NJ Department of Education Commissioner David C. Hespe noted that the $800 million in facilities funding for the Abbott districts is an "important achievement at the 90 day mark, but it only begins to tell the story of all that has been achieved since the bill was signed into law back in July."
"There have been hundreds of hours devoted by the DOE facilities staff to assisting the Abbott districts in developing and refining the analysis of their facilities needs over the next five years," said Hespe. "All of this work was done while staff was also reviewing 699 applications for retroactive funding of facilities projects from 220 school districts, processing 78 requests for waivers to allow school bond referenda this fall, and providing Long Range Facility Plan training to over 570 non-Abbott school districts."
The school facilities law authorized funding for projects that commenced after September 1, 1998, and the DOE plans to announce the list of projects eligible for retroactive funding in November.
Hespe said that 23 of the non-Abbott school districts had received department approval to hold school facilities bond referenda this fall.
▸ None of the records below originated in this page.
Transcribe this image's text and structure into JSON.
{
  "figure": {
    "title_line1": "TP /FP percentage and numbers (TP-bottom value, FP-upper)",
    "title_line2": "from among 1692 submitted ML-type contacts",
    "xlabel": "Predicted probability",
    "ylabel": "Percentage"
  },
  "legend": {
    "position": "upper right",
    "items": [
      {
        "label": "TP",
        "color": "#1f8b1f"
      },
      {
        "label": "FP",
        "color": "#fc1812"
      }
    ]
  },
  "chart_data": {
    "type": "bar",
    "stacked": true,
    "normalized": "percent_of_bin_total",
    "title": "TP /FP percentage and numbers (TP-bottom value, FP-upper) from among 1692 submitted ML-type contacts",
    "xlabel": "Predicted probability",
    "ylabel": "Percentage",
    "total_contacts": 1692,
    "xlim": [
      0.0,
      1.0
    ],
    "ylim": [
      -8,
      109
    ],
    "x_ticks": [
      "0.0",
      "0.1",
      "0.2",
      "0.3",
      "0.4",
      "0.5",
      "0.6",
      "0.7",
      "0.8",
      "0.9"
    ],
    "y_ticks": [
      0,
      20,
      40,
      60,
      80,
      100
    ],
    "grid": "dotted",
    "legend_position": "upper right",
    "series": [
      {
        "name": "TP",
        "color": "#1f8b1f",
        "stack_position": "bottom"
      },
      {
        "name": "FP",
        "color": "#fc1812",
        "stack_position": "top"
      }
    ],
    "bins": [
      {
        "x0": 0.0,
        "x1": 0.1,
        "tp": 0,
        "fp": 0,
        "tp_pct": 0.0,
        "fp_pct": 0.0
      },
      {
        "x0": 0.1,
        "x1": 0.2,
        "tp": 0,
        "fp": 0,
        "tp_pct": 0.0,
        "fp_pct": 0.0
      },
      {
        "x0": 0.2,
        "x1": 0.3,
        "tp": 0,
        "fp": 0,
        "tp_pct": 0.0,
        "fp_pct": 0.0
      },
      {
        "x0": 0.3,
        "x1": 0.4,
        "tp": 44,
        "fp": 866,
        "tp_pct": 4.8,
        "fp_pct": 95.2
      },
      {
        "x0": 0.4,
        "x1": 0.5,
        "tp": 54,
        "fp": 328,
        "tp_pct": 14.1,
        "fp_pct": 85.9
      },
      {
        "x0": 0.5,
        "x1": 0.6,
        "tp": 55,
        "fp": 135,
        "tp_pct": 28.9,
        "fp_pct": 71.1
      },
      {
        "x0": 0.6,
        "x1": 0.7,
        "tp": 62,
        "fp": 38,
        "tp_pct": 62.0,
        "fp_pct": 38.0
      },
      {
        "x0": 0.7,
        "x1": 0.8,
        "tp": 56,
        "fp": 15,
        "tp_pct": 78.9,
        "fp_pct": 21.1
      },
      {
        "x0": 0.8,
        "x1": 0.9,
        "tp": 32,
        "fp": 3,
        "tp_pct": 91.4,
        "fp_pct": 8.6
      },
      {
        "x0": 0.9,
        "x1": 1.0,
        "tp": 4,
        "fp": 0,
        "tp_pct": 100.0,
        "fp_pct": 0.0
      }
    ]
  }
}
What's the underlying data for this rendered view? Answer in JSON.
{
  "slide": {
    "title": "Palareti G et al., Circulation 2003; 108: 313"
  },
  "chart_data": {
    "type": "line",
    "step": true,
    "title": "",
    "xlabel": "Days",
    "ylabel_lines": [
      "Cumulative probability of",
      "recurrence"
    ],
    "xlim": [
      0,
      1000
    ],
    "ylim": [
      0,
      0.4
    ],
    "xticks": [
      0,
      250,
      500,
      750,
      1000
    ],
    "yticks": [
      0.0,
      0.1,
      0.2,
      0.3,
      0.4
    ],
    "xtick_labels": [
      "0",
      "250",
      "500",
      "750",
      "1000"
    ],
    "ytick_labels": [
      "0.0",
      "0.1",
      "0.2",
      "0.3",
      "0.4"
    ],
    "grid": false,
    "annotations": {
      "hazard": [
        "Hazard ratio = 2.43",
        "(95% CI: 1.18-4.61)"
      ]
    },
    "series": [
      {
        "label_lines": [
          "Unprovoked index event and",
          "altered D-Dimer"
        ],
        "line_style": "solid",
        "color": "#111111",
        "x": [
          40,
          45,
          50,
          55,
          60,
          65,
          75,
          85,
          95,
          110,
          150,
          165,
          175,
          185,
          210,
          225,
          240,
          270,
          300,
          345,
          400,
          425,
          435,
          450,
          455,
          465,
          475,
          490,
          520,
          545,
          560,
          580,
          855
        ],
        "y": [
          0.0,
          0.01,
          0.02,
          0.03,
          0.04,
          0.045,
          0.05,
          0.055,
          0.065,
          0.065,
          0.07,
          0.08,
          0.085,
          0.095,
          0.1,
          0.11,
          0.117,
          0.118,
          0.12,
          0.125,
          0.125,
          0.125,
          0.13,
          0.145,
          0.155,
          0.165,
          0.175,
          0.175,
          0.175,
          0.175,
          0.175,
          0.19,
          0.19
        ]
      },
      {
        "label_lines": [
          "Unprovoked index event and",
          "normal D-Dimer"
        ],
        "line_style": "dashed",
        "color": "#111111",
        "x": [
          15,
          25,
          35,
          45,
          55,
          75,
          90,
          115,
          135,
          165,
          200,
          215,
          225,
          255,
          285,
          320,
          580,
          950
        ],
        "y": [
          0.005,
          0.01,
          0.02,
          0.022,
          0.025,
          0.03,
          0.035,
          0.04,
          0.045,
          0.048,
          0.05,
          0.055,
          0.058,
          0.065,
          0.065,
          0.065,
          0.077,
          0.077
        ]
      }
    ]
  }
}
The total cost of these referenda, if approved by the voters, would be $434,345,641, with some $133.2 million of that amount being committed as the states contribution toward local property tax relief.
"We are encouraged that 17 of the 19 school referenda authorized through the waiver process have received voter approval over the past two months," said Hespe. "Those construction bond approvals will soon be following the Abbott projects and be sent to the EDA for contract review and funding."
The Legislature directed the 570 non-Abbott districts to submit their proposed Long Term Facilities plans by December 15, 2000, and the Commissioner commended the school districts for working so collaboratively with his facilities staff.
"The training sessions for the hundreds of non-Abbott school districts have been very well received all across the state, and the software that guides districts through the process of filing the report is making the process as thorough, but painless, as possible," said Hespe.
"There was also considerable effort devoted to developing the Long Range Facility Plan regulations, which have now been issued and are available on the departments website," he added.